Naysayers will insist, "there is no industry here because there is no market here. People don't want it." Sorry. American consumers used to think bathing once a week was plenty. They used to suppose they needed only one pair of pants. And those days passed. (It is now generally accepted that two pairs of pants is called for.) American beauty has always been a thing of shifting standards and feverish innovation.
Take the case of teeth whitening. This used to be "just one of the things." Your teeth were white. Or they weren't. There wasn't much you could or would do about it.
Then came whitening, first at the dentist, then at home. It was an industry so large even P&G got into the game. Americans now spend a fortune bleaching their teeth. Joe Biden's teeth may be visible from space. For a very long time, whitening didn't matter. Then it did.
Some will say, "well, there is no tech here, and tech drives everything." Americans do like new tech. We have made ourselves a test bed for every piece of junk to come out of the lab. But there is no necessary relationship. New tech does not always drive new consumption. (As the 3D film industry is now discovering.) And new consumption happens even when there is no new tech driver in place.(In the case of teeth whitening, this is manifestly true. We've had bleach for centuries.)
And don't tell me that voices can't be improved. One of the things we discover about Jay Gatsby in F. Scott Fitzgerald's novel The Great Gatsby is that he has been giving himself elocutionary training, so to prepare for his head snapping social ascent. Getting your accent right was one of the most important requirements for social mobility. We used to improve voices all the time.
Another objection: American speakers aren't looking for beauty, they're looking for effect.
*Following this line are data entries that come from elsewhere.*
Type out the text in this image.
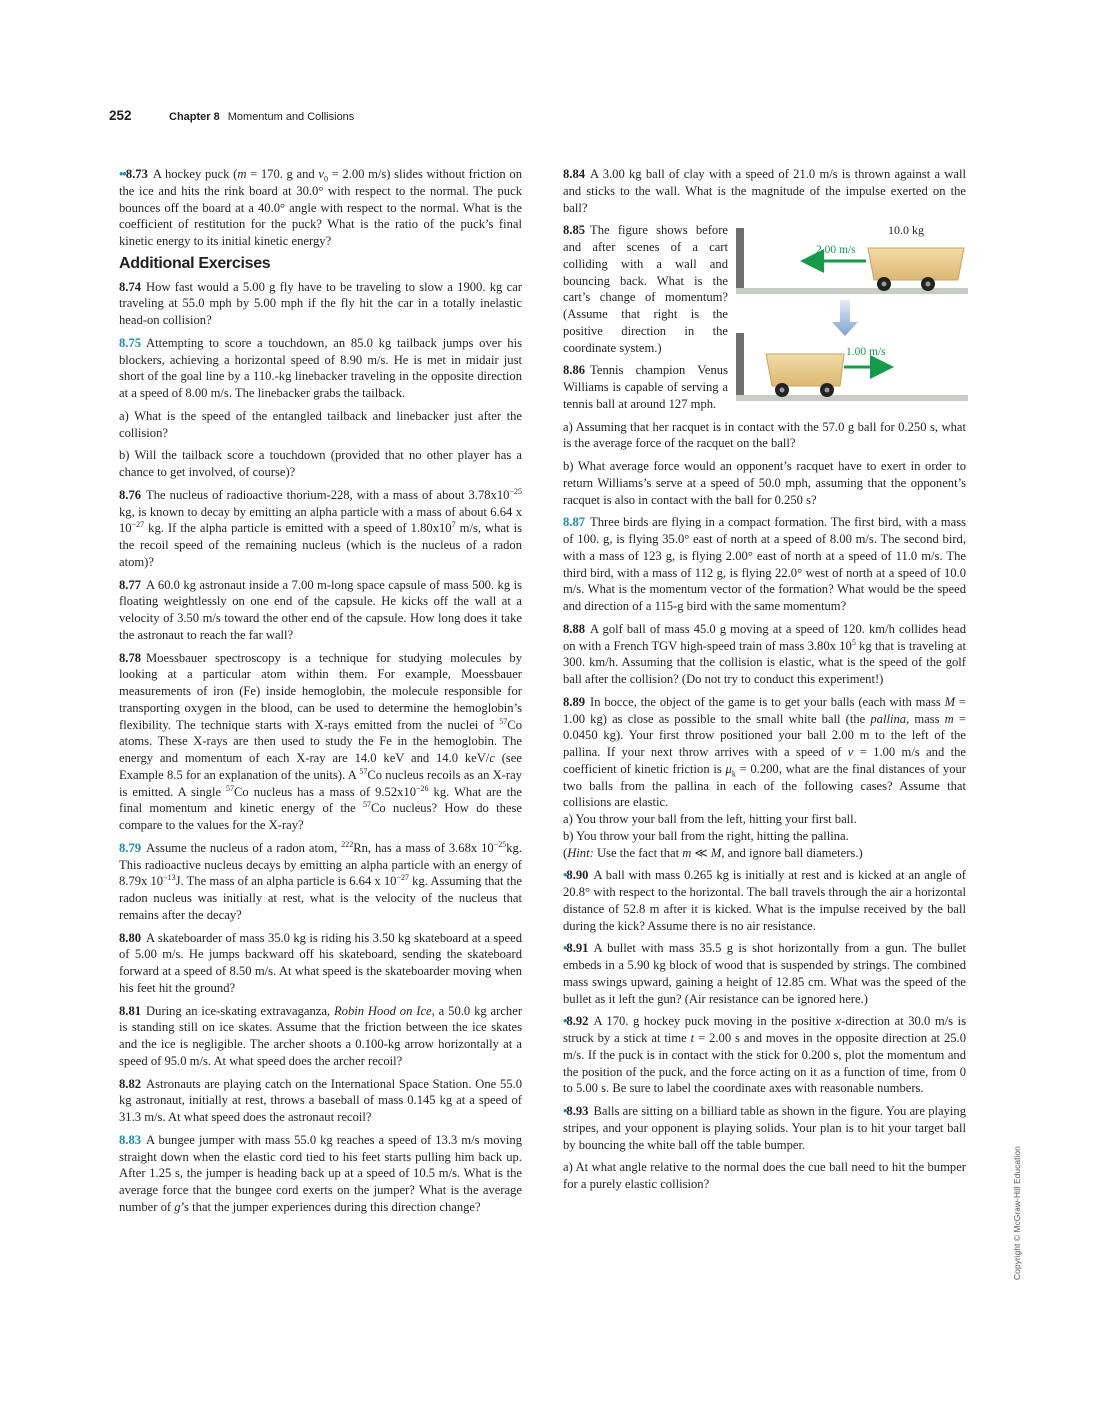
252	Chapter 8 Momentum and Collisions

••8.73 A hockey puck (m = 170. g and $v_0 = 2.00$ m/s) slides without friction on the ice and hits the rink board at 30.0° with respect to the normal. The puck bounces off the board at a 40.0° angle with respect to the normal. What is the coefficient of restitution for the puck? What is the ratio of the puck’s final kinetic energy to its initial kinetic energy?

Additional Exercises

8.74 How fast would a 5.00 g fly have to be traveling to slow a 1900. kg car traveling at 55.0 mph by 5.00 mph if the fly hit the car in a totally inelastic head-on collision?

8.75 Attempting to score a touchdown, an 85.0 kg tailback jumps over his blockers, achieving a horizontal speed of 8.90 m/s. He is met in midair just short of the goal line by a 110.-kg linebacker traveling in the opposite direction at a speed of 8.00 m/s. The linebacker grabs the tailback.

a) What is the speed of the entangled tailback and linebacker just after the collision?

b) Will the tailback score a touchdown (provided that no other player has a chance to get involved, of course)?

8.76 The nucleus of radioactive thorium-228, with a mass of about $3.78x10^{-25}$ kg, is known to decay by emitting an alpha particle with a mass of about 6.64 x $10^{-27}$ kg. If the alpha particle is emitted with a speed of $1.80x10^7$ m/s, what is the recoil speed of the remaining nucleus (which is the nucleus of a radon atom)?

8.77 A 60.0 kg astronaut inside a 7.00 m-long space capsule of mass 500. kg is floating weightlessly on one end of the capsule. He kicks off the wall at a velocity of 3.50 m/s toward the other end of the capsule. How long does it take the astronaut to reach the far wall?

8.78 Moessbauer spectroscopy is a technique for studying molecules by looking at a particular atom within them. For example, Moessbauer measurements of iron (Fe) inside hemoglobin, the molecule responsible for transporting oxygen in the blood, can be used to determine the hemoglobin’s flexibility. The technique starts with X-rays emitted from the nuclei of $^{57}$Co atoms. These X-rays are then used to study the Fe in the hemoglobin. The energy and momentum of each X-ray are 14.0 keV and 14.0 keV/c (see Example 8.5 for an explanation of the units). A $^{57}$Co nucleus recoils as an X-ray is emitted. A single $^{57}$Co nucleus has a mass of $9.52x10^{-26}$ kg. What are the final momentum and kinetic energy of the $^{57}$Co nucleus? How do these compare to the values for the X-ray?

8.79 Assume the nucleus of a radon atom, $^{222}$Rn, has a mass of 3.68x $10^{-25}kg$. This radioactive nucleus decays by emitting an alpha particle with an energy of 8.79x $10^{-13}J$. The mass of an alpha particle is 6.64 x $10^{-27}$ kg. Assuming that the radon nucleus was initially at rest, what is the velocity of the nucleus that remains after the decay?

8.80 A skateboarder of mass 35.0 kg is riding his 3.50 kg skateboard at a speed of 5.00 m/s. He jumps backward off his skateboard, sending the skateboard forward at a speed of 8.50 m/s. At what speed is the skateboarder moving when his feet hit the ground?

8.81 During an ice-skating extravaganza, Robin Hood on Ice, a 50.0 kg archer is standing still on ice skates. Assume that the friction between the ice skates and the ice is negligible. The archer shoots a 0.100-kg arrow horizontally at a speed of 95.0 m/s. At what speed does the archer recoil?

8.82 Astronauts are playing catch on the International Space Station. One 55.0 kg astronaut, initially at rest, throws a baseball of mass 0.145 kg at a speed of 31.3 m/s. At what speed does the astronaut recoil?

8.83 A bungee jumper with mass 55.0 kg reaches a speed of 13.3 m/s moving straight down when the elastic cord tied to his feet starts pulling him back up. After 1.25 s, the jumper is heading back up at a speed of 10.5 m/s. What is the average force that the bungee cord exerts on the jumper? What is the average number of g’s that the jumper experiences during this direction change?

8.84 A 3.00 kg ball of clay with a speed of 21.0 m/s is thrown against a wall and sticks to the wall. What is the magnitude of the impulse exerted on the ball?

10.0 kg
2.00 m/s
1.00 m/s
8.85 The figure shows before and after scenes of a cart colliding with a wall and bouncing back. What is the cart’s change of momentum? (Assume that right is the positive direction in the coordinate system.)

8.86 Tennis champion Venus Williams is capable of serving a tennis ball at around 127 mph.

a) Assuming that her racquet is in contact with the 57.0 g ball for 0.250 s, what is the average force of the racquet on the ball?

b) What average force would an opponent’s racquet have to exert in order to return Williams’s serve at a speed of 50.0 mph, assuming that the opponent’s racquet is also in contact with the ball for 0.250 s?

8.87 Three birds are flying in a compact formation. The first bird, with a mass of 100. g, is flying 35.0° east of north at a speed of 8.00 m/s. The second bird, with a mass of 123 g, is flying 2.00° east of north at a speed of 11.0 m/s. The third bird, with a mass of 112 g, is flying 22.0° west of north at a speed of 10.0 m/s. What is the momentum vector of the formation? What would be the speed and direction of a 115-g bird with the same momentum?

8.88 A golf ball of mass 45.0 g moving at a speed of 120. km/h collides head on with a French TGV high-speed train of mass 3.80x $10^5$ kg that is traveling at 300. km/h. Assuming that the collision is elastic, what is the speed of the golf ball after the collision? (Do not try to conduct this experiment!)

8.89 In bocce, the object of the game is to get your balls (each with mass M = 1.00 kg) as close as possible to the small white ball (the pallina, mass m = 0.0450 kg). Your first throw positioned your ball 2.00 m to the left of the pallina. If your next throw arrives with a speed of v = 1.00 m/s and the coefficient of kinetic friction is $\mu_k = 0.200$, what are the final distances of your two balls from the pallina in each of the following cases? Assume that collisions are elastic.
a) You throw your ball from the left, hitting your first ball.
b) You throw your ball from the right, hitting the pallina.
(Hint: Use the fact that m ≪ M, and ignore ball diameters.)

•8.90 A ball with mass 0.265 kg is initially at rest and is kicked at an angle of 20.8° with respect to the horizontal. The ball travels through the air a horizontal distance of 52.8 m after it is kicked. What is the impulse received by the ball during the kick? Assume there is no air resistance.

•8.91 A bullet with mass 35.5 g is shot horizontally from a gun. The bullet embeds in a 5.90 kg block of wood that is suspended by strings. The combined mass swings upward, gaining a height of 12.85 cm. What was the speed of the bullet as it left the gun? (Air resistance can be ignored here.)

•8.92 A 170. g hockey puck moving in the positive x-direction at 30.0 m/s is struck by a stick at time t = 2.00 s and moves in the opposite direction at 25.0 m/s. If the puck is in contact with the stick for 0.200 s, plot the momentum and the position of the puck, and the force acting on it as a function of time, from 0 to 5.00 s. Be sure to label the coordinate axes with reasonable numbers.

•8.93 Balls are sitting on a billiard table as shown in the figure. You are playing stripes, and your opponent is playing solids. Your plan is to hit your target ball by bouncing the white ball off the table bumper.

a) At what angle relative to the normal does the cue ball need to hit the bumper for a purely elastic collision?	Copyright © McGraw-Hill Education
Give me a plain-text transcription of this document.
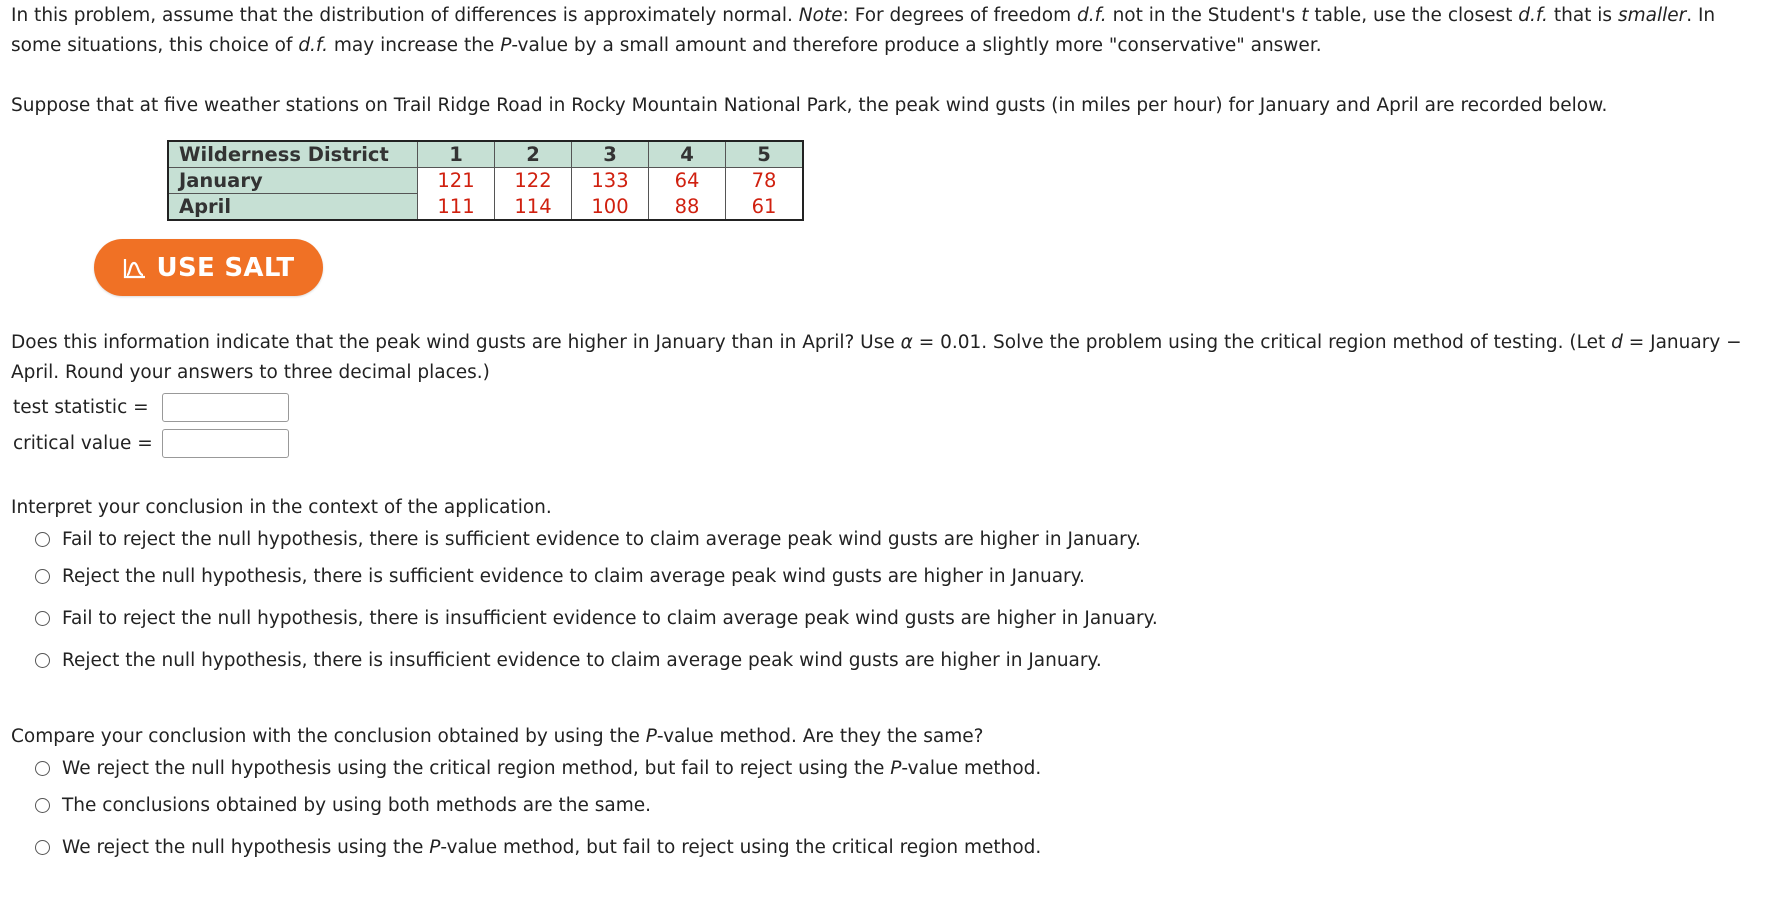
In this problem, assume that the distribution of differences is approximately normal. Note: For degrees of freedom d.f. not in the Student's t table, use the closest d.f. that is smaller. In some situations, this choice of d.f. may increase the P-value by a small amount and therefore produce a slightly more "conservative" answer.
Suppose that at five weather stations on Trail Ridge Road in Rocky Mountain National Park, the peak wind gusts (in miles per hour) for January and April are recorded below.
Wilderness District	1	2	3	4	5
January	121	122	133	64	78
April	111	114	100	88	61
USE SALT
Does this information indicate that the peak wind gusts are higher in January than in April? Use α = 0.01. Solve the problem using the critical region method of testing. (Let d = January − April. Round your answers to three decimal places.)
test statistic =
critical value =
Interpret your conclusion in the context of the application.
Fail to reject the null hypothesis, there is sufficient evidence to claim average peak wind gusts are higher in January.
Reject the null hypothesis, there is sufficient evidence to claim average peak wind gusts are higher in January.
Fail to reject the null hypothesis, there is insufficient evidence to claim average peak wind gusts are higher in January.
Reject the null hypothesis, there is insufficient evidence to claim average peak wind gusts are higher in January.
Compare your conclusion with the conclusion obtained by using the P-value method. Are they the same?
We reject the null hypothesis using the critical region method, but fail to reject using the P-value method.
The conclusions obtained by using both methods are the same.
We reject the null hypothesis using the P-value method, but fail to reject using the critical region method.
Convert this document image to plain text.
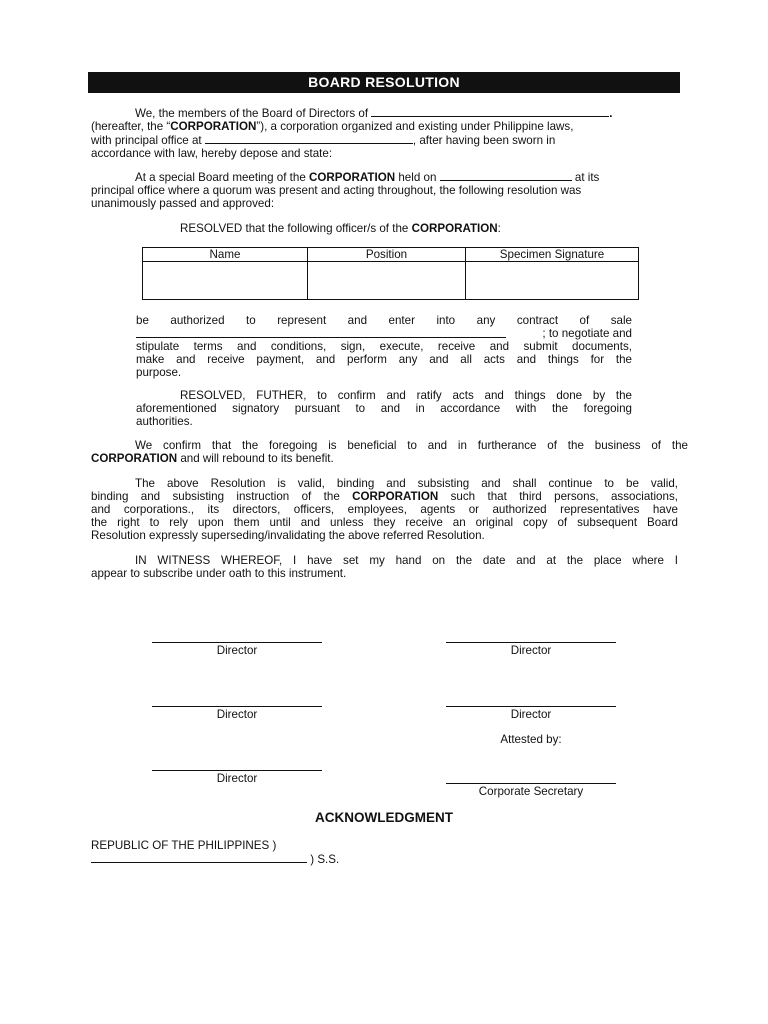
BOARD RESOLUTION
We, the members of the Board of Directors of	.
(hereafter, the “CORPORATION”), a corporation organized and existing under Philippine laws,
with principal office at	, after having been sworn in
accordance with law, hereby depose and state:
At a special Board meeting of the CORPORATION held on	at its
principal office where a quorum was present and acting throughout, the following resolution was
unanimously passed and approved:
RESOLVED that the following officer/s of the CORPORATION:
Name	Position	Specimen Signature

be authorized to represent and enter into any contract of sale
; to negotiate and
stipulate terms and conditions, sign, execute, receive and submit documents,
make and receive payment, and perform any and all acts and things for the
purpose.
RESOLVED, FUTHER, to confirm and ratify acts and things done by the
aforementioned signatory pursuant to and in accordance with the foregoing
authorities.
We confirm that the foregoing is beneficial to and in furtherance of the business of the
CORPORATION and will rebound to its benefit.
The above Resolution is valid, binding and subsisting and shall continue to be valid,
binding and subsisting instruction of the CORPORATION such that third persons, associations,
and corporations., its directors, officers, employees, agents or authorized representatives have
the right to rely upon them until and unless they receive an original copy of subsequent Board
Resolution expressly superseding/invalidating the above referred Resolution.
IN WITNESS WHEREOF, I have set my hand on the date and at the place where I
appear to subscribe under oath to this instrument.
Director	Director
Director	Director
Attested by:
Director
Corporate Secretary
ACKNOWLEDGMENT
REPUBLIC OF THE PHILIPPINES )
) S.S.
They don't want voices that are mellifluous, they want voices that are cute, funny, cutting, droll, or aggressive and they are prepared to pay for these effects with beauty. This would explain especially the Kate Dennings character. Kate is a worldly, cynical, "don't try to pull one over on me" person. Her voice is grating to a purpose. And there could be something here.
There is one last possible barrier.Voices can't be faked. If it's true that the eyes are windows on the soul, we might also say that voices are windows on the mind. What makes voices beautiful is the way they communicate intelligence, sensibility, and feeling. If you are not smart, sensitive, or feeling, no amount of voice training is going to make you seem so. Hmm, this could be right. Nah. America is a place where we routinely fake it till we make it. We craft impressions until these impressions become realities.
I'm stumped. We should be transform our voices. But we don't. Why?